| Title: | A Machine-Learning Based Tool to Automate the Identification of Biological Database IDs | 
| Version: | 1.0.4 | 
| Description: | The number of biological databases is growing rapidly, but different databases use different IDs to refer to the same biological entity. The inconsistency in IDs impedes the integration of various types of biological data. To resolve the problem, we developed 'MantaID', a data-driven, machine-learning based approach that automates identifying IDs on a large scale. The 'MantaID' model's prediction accuracy was proven to be 99%, and it correctly and effectively predicted 100,000 ID entries within two minutes. 'MantaID' supports the discovery and exploitation of ID patterns from large quantities of databases. (e.g., up to 542 biological databases). An easy-to-use freely available open-source software R package, a user-friendly web application, and API were also developed for 'MantaID' to improve applicability.

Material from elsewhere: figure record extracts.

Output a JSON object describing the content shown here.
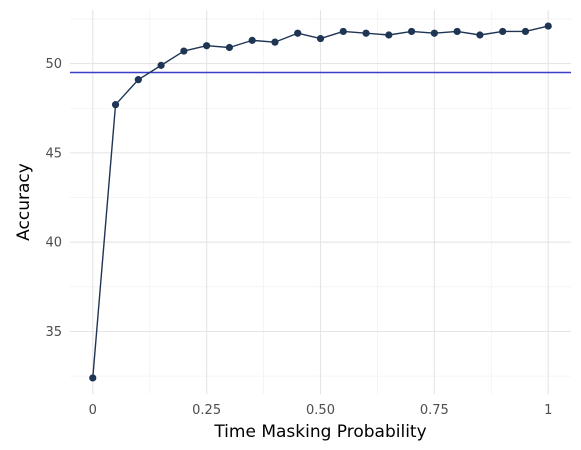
{
  "chart_data": {
    "type": "line",
    "title": "",
    "xlabel": "Time Masking Probability",
    "ylabel": "Accuracy",
    "xlim": [
      -0.05,
      1.05
    ],
    "ylim": [
      31.5,
      53.0
    ],
    "x_ticks": [
      0,
      0.25,
      0.5,
      0.75,
      1
    ],
    "x_tick_labels": [
      "0",
      "0.25",
      "0.50",
      "0.75",
      "1"
    ],
    "y_ticks": [
      35,
      40,
      45,
      50
    ],
    "y_tick_labels": [
      "35",
      "40",
      "45",
      "50"
    ],
    "grid": true,
    "legend": "none",
    "series": [
      {
        "x": [
          0,
          0.05,
          0.1,
          0.15,
          0.2,
          0.25,
          0.3,
          0.35,
          0.4,
          0.45,
          0.5,
          0.55,
          0.6,
          0.65,
          0.7,
          0.75,
          0.8,
          0.85,
          0.9,
          0.95,
          1.0
        ],
        "values": [
          32.4,
          47.7,
          49.1,
          49.9,
          50.7,
          51.0,
          50.9,
          51.3,
          51.2,
          51.7,
          51.4,
          51.8,
          51.7,
          51.6,
          51.8,
          51.7,
          51.8,
          51.6,
          51.8,
          51.8,
          52.1
        ],
        "color": "#1f3554"
      }
    ],
    "reference_lines": [
      {
        "orientation": "horizontal",
        "y": 49.5,
        "color": "#3b3fc8"
      }
    ]
  }
}
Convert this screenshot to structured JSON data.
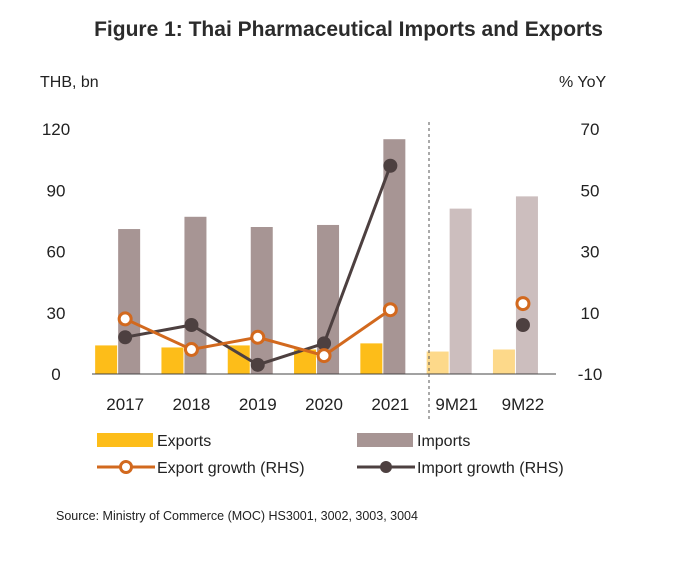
{
  "title": "Figure 1: Thai Pharmaceutical Imports and Exports",
  "left_unit": "THB, bn",
  "right_unit": "% YoY",
  "source": "Source: Ministry of Commerce (MOC) HS3001, 3002, 3003, 3004",
  "chart_data": {
    "type": "bar",
    "categories": [
      "2017",
      "2018",
      "2019",
      "2020",
      "2021",
      "9M21",
      "9M22"
    ],
    "left_axis": {
      "ticks": [
        0,
        30,
        60,
        90,
        120
      ],
      "ylim": [
        0,
        120
      ]
    },
    "right_axis": {
      "ticks": [
        -10,
        10,
        30,
        50,
        70
      ],
      "ylim": [
        -10,
        70
      ]
    },
    "series": [
      {
        "name": "Exports",
        "type": "bar",
        "axis": "left",
        "values": [
          14,
          13,
          14,
          12,
          15,
          11,
          12
        ],
        "color": "#FDBD19",
        "light_color": "#FDD98A"
      },
      {
        "name": "Imports",
        "type": "bar",
        "axis": "left",
        "values": [
          71,
          77,
          72,
          73,
          115,
          81,
          87
        ],
        "color": "#A79594",
        "light_color": "#CCBEBE"
      },
      {
        "name": "Export growth (RHS)",
        "type": "line",
        "axis": "right",
        "values": [
          8,
          -2,
          2,
          -4,
          11,
          null,
          13
        ],
        "color": "#D2691E",
        "marker": "open-circle"
      },
      {
        "name": "Import growth (RHS)",
        "type": "line",
        "axis": "right",
        "values": [
          2,
          6,
          -7,
          0,
          58,
          null,
          6
        ],
        "color": "#4D4040",
        "marker": "filled-circle"
      }
    ],
    "note": "9M21 and 9M22 drawn in lighter shades, separated by a dashed divider; growth markers for 9M22 not connected to lines",
    "grid": false,
    "legend": "bottom"
  }
}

To our knowledge, 'MantaID' is the first tool that enables an automatic, quick, accurate, and comprehensive identification of large quantities of IDs, and can therefore be used as a starting point to facilitate the complex assimilation and aggregation of biological data across diverse databases. | 
| License: | GPL (≥ 3) | 
| Encoding: | UTF-8 | 
| RoxygenNote: | 7.3.2 | 
| Depends: | R (≥ 4.4.0),biomaRt,caret,keras,mlr3tuning,mlr3 | 
| LazyData: | true | 
| URL: | https://molaison.github.io/MantaID/ | 
| Imports: | ggplot2,data.table,magrittr,stringr,tibble,tidyr,tidyselect,ggcorrplot,reshape2,scutr,paradox,RColorBrewer,purrr,dplyr | 
| Suggests: | mlr3hyperband,mlr3learners,ranger,rpart,xgboost | 
| NeedsCompilation: | no | 
| Packaged: | 2024-09-09 07:07:26 UTC; pc | 
| Author: | Zhengpeng Zeng | 
| Maintainer: | Zhengpeng Zeng <molaison@foxmail.com> | 
| Repository: | CRAN | 
| Date/Publication: | 2024-09-09 07:50:02 UTC | 
ID example dataset.
Description
ID example dataset.
Usage
Example
Format
A tibble with 5000 rows and 2 variables.
- ID
- A identifier character. 
- class
- The database the ID belongs to. 
A wrapper function that executes MantaID workflow.
Description
A wrapper function that executes MantaID workflow.
Usage
mi(
  cores = NULL,
  levels = c("*", 0:9, letters, LETTERS, "_", ".", "-", " ", "/", "\\", ":"),
  ratio = 0.3,
  para_blc = FALSE,
  model_path = NULL,
  batch_size = 128,
  epochs = 64,
  validation_split = 0.3,
  graph_path = NULL
)
Arguments
| cores | The number of cores used when balancing data. | 
| levels | The vector that includes all the single characters occurred in IDs. | 
| ratio | The ratio of the test set. | 
| para_blc | A logical value whether using parallel computing when balancing data. | 
| model_path | The path to save models. | 
| batch_size | The batch size of deep learning model fitting. | 
| epochs | The epochs of deep learning model fitting. | 
| validation_split | The validation ratio of deep learning model fitting. | 
| graph_path | The path to save graphs. | 
Value
The list of models and graphs.
Data balance. Most classes adopt random undersampling, while a few classes adopt smote method to oversample to obtain relatively balanced data.
Description
Data balance. Most classes adopt random undersampling, while a few classes adopt smote method to oversample to obtain relatively balanced data.
Usage
mi_balance_data(data, ratio = 0.3, parallel = FALSE)
Arguments
| data | A data frame. Except for class column, all are numeric types. | 
| ratio | Numeric between 0 and 1. The percent of the test set split from data. | 
| parallel | Logical. | 
Value
A list contains a train set and a test set.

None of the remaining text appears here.